Recent text-to-video generation models exhibit remarkable progress in visual realism, motion fidelity, and text-video alignment, yet they remain fundamentally limited in their ability to generate socially coherent behavior. Unlike humans, who effortlessly infer intentions, beliefs, emotions, and social norms from brief visual cues, current models tend to render literal scenes without capturing the underlying causal or psychological logic. To systematically evaluate this gap, we introduce the first benchmark for social reasoning in video generation. Grounded in findings from developmental and social psychology, our benchmark organizes thirty classic social cognition paradigms into seven core dimensions, including mental-state inference, goal-directed action, joint attention, social coordination, prosocial behavior, social norms, and multi-agent strategy. To operationalize these paradigms, we develop a fully training-free agent-based pipeline that (i) distills the reasoning mechanism of each experiment, (ii) synthesizes diverse video-ready scenarios, (iii) enforces conceptual neutrality and difficulty control through cue-based critique, and (iv) evaluates generated videos using a high-capacity VLM judge across five interpretable dimensions of social reasoning. Using this framework, we conduct the first large-scale study across seven state-of-the-art video generation systems. Our results reveal substantial performance gaps: while modern models excel in surface-level plausibility, they systematically fail in intention recognition, belief reasoning, joint attention, and prosocial inference.
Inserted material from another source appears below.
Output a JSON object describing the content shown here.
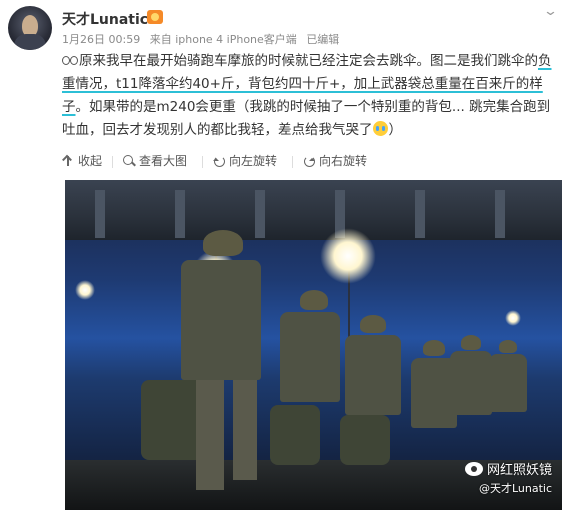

翻译：近期文本到视频生成模型在视觉真实感、运动保真度以及文本-视频对齐方面展现出显著进展，然而其在生成社会一致性行为方面的能力仍存在根本性局限。与人类能够轻松从简短视觉线索中推断意图、信念、情感及社会规范不同，当前模型往往仅渲染字面场景，而未能捕捉其背后的因果或心理逻辑。为系统性地评估这一差距，我们提出了首个面向视频生成的社会推理基准。该基准基于发展心理学与社会心理学的研究成果，将三十个经典社会认知范式组织为七个核心维度，包括心理状态推断、目标导向行为、联合注意、社会协调、亲社会行为、社会规范以及多智能体策略。为实现这些范式的可操作化，我们开发了一个完全无需训练的基于智能体的流程，该流程能够：（i）提炼每个实验的推理机制，（ii）合成多样化的视频就绪场景，（iii）通过基于线索的批判机制确保概念中立性与难度控制，以及（iv）使用高容量视觉语言模型作为评判者，在五个可解释的社会推理维度上对生成视频进行评估。基于此框架，我们对七种最先进的视频生成系统进行了首次大规模研究。我们的结果揭示了显著的性能差距：尽管现代模型在表层合理性方面表现出色，但它们在意图识别、信念推理、联合注意和亲社会推断方面存在系统性缺陷。